Guide to the Research Collections
|Section -- I -- GENERAL MATERIALS|
|2 -- GENERAL COLLECTIONS|
In addition to the funds which constitute the third of the original foundations of the library, Samuel Jones Tilden bequeathed this institution some 15,000 volumes (not including his law library, which went elsewhere). The books have been described as a "collection made for his own use and enjoyment ... the usual classics one expects to find in a 'gentleman's library' ... shelving little rubbish."4
Included among general materials are bound files of New York City newspapers covering the period from the 1840s through 1886, and runs of economic periodicals for about the same period.
Most of the social sciences are represented, the more important material being in the fields of history and economics. Among rarities in this group is a collection of 225 scarce tracts relating to banking and currency in England, printed from 1683 to 1850. History is for the most part American, ranging from Hakluyt's Voyages (1599-1660) and the accounts of other discoverers, to Catlin's North American Indian Portfolio. A strong feature is political history; present are the chief publications relating to the various administrations and political parties of the United States; to Congress and congressional affairs; and to political and constitutional conventions, especially those of New York State.
Literature comprises the richest portion of the collection. Included are the first 3 editions of Milton's Paradise Lost (1667-78) and the first 3 Shakespeare folios. The portion relating to art, archaeology, and natural history includes the finely illustrated editions popular from the latter part of the eighteenth century through the first half of the nineteenth. Also included are a number of the now famous "Galleries," relating to art and archaeology (as well as the magnificent publications of individual authors), and the folio Audubon Birds, which is typical of the natural history publications.

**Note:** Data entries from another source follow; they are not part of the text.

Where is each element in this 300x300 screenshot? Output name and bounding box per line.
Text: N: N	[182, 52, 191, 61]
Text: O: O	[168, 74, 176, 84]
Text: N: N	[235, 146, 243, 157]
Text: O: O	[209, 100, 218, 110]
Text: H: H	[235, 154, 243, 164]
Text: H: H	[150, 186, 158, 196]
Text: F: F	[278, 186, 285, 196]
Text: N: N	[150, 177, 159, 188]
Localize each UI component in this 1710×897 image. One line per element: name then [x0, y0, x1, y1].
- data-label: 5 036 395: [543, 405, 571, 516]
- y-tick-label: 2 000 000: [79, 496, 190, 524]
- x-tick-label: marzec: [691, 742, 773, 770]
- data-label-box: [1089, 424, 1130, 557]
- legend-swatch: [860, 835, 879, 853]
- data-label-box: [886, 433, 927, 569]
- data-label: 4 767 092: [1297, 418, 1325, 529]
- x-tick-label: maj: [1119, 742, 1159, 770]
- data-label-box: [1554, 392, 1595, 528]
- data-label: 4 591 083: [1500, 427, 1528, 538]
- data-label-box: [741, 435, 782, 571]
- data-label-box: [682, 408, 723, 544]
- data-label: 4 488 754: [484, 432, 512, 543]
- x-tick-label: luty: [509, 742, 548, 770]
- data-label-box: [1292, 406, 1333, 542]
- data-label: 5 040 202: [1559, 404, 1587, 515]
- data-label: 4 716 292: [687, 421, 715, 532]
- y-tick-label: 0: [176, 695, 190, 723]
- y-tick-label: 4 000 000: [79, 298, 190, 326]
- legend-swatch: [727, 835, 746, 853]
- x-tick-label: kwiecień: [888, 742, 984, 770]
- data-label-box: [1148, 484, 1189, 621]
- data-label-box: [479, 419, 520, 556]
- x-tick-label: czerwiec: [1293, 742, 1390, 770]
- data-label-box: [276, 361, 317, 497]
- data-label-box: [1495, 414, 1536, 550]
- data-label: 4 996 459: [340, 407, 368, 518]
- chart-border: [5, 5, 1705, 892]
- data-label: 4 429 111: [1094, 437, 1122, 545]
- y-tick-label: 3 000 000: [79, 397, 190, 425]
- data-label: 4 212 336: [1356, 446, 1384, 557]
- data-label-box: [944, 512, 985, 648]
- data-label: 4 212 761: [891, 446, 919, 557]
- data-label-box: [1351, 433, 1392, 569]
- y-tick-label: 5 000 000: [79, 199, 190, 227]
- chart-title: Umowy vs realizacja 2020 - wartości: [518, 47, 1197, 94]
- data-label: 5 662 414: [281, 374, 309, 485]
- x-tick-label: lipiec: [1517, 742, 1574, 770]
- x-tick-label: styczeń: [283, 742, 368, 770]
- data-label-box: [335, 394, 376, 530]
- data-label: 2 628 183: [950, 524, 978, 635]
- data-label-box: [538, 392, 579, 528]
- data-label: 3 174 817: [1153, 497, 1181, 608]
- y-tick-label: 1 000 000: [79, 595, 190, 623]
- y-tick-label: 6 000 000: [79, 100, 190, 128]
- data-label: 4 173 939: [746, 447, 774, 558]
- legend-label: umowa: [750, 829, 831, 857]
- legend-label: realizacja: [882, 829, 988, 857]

A number of extra-illustrated works are present, including Sir Walter Scott's Waverley Novels and such histories and biographies as lent themselves well to this treatment. In addition, unusual collections of portraits, including the works of Birch, Lodge, Caulfield, and others, are represented. The extraordinary collection found in this group is that of Gillray's caricatures dated from 1777 to 1811, representing the entire period of that artist's productivity.
Finally, Tilden's papers were included with the original gift.